Your heart rate shapes your perception of time, study finds: ScienceAlert

Right now, your brain is tracking the passage of time without you being aware of it, allowing you to focus on better things like reading this story.

This happens automatically, but not systematically. The brain’s perception of time can fluctuate, with certain moments appearing to stretch or shrink relative to each objective second.

While these wrinkles in time may be distortions of reality, technically they’re not all in your head. According to a new study, some come from your heart.

According to Adam K. Anderson, lead author and professor of psychology at Cornell University, heartbeats dictate the rhythm of time perception, illustrating the key role our heart plays in helping us keep track of time.

“Time is a dimension of the universe and an essential basis of our experience of self,” says Anderson. “Our research shows that the moment-to-moment experience of time is synchronized and changes with the duration of a heartbeat.”

These variations in the perception of time – or “time ripples” – are normal, say the researchers, and can be adaptive. Previous research has also explored their origins, suggesting that thoughts and emotions can distort our sense of time, causing certain moments to appear to expand or contract.

In a study last year, for example, Anderson and his colleagues found that virtual reality train rides seemed to last longer for passengers when the simulated trains were more crowded.

But many previous studies have focused on the perception of relatively long time intervals, Anderson says, and therefore tend to reveal more about how people estimate time than how they experience it directly in the body. instant.

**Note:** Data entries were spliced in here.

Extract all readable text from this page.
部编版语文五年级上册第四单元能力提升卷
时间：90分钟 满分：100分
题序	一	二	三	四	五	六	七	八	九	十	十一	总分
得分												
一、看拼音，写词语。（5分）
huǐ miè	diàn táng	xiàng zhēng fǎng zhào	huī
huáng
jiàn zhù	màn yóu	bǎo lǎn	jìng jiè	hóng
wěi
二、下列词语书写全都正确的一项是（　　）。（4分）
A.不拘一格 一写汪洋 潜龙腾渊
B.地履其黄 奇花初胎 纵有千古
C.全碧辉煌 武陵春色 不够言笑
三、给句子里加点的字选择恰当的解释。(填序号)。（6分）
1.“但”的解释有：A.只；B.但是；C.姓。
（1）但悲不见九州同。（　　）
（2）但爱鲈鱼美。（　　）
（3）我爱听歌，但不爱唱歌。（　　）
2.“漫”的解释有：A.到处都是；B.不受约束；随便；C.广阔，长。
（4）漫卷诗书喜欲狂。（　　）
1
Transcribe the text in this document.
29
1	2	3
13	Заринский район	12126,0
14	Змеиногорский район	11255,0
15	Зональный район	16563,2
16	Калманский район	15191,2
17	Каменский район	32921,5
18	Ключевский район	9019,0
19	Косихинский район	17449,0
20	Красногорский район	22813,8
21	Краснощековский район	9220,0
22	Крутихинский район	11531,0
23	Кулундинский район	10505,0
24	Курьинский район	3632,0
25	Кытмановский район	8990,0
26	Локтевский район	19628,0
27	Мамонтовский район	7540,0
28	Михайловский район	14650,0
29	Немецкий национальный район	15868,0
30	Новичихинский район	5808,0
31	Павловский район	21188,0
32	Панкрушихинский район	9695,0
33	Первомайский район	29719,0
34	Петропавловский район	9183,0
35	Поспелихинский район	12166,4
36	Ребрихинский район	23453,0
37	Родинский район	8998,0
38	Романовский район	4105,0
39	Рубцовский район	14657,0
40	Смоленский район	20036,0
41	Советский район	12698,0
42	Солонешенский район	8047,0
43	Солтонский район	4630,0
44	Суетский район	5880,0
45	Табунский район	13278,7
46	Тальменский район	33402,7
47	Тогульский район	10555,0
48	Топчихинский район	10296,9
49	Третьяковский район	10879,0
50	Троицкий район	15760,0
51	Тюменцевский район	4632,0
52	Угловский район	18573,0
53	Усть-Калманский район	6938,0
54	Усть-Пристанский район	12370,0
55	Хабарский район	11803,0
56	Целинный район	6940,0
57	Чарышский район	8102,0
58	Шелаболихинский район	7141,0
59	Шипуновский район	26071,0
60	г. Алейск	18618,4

To shed some light on the latter, the new study looked for links between the perception of time and body rhythms, with a focus on natural fluctuations in heart rate. While the overall rate of a heart seems stable, each individual beat may be slightly shorter or longer than the last.

Research has shown that heartbeats can influence our perception of external stimuli, and the heart has long been believed to help the brain keep time.

The researchers recruited 45 Cornell undergraduate students to participate in the study, all between the ages of 18 and 21 with normal hearing acuity and no history of heart disease.

They used electrocardiography (ECG) to monitor heart activity at a resolution of milliseconds, linking the ECG to a computer that would play brief tones triggered by the subject’s heartbeat.

Each tone lasted only 80 to 180 milliseconds, and after hearing one, subjects were asked whether they thought it lasted longer or shorter than the other tones.

The results show temporal wrinkles at work, say the researchers. Subjects perceived the tones to be longer when the tones were preceded by a shorter heartbeat, and reported tones to be shorter when the tones followed a longer heartbeat.

“The heartbeat is a rhythm that our brain uses to give us our sense of time passing,” Anderson explains. “And it’s not linear – it’s constantly contracting and expanding.”

Although the heart can exert a strong influence on the brain’s perception of time, it is a two-way street, the researchers note. Hearing a tone caused subjects to focus their attention on the sound, an “orienting response” which in turn altered their heart rate and readjusted their experience of time.

Incorrectly perceiving the passage of time may seem like a bad thing, and sometimes it is. But while losing track of time can lead to problems, there may also be adaptive benefits to the type of temporal wrinkles identified in this study.

The heart appears to help the brain function more efficiently with limited resources, the researchers add, influencing how it experiences the passage of time on the smallest scales and functioning at periods too brief for conscious thoughts or feelings.

“Even at these moment-to-moment intervals, our sense of time fluctuates,” Anderson says. “A pure influence of the heart, from beat to beat, helps create a sense of time.”

The study was published in Psychophysiology.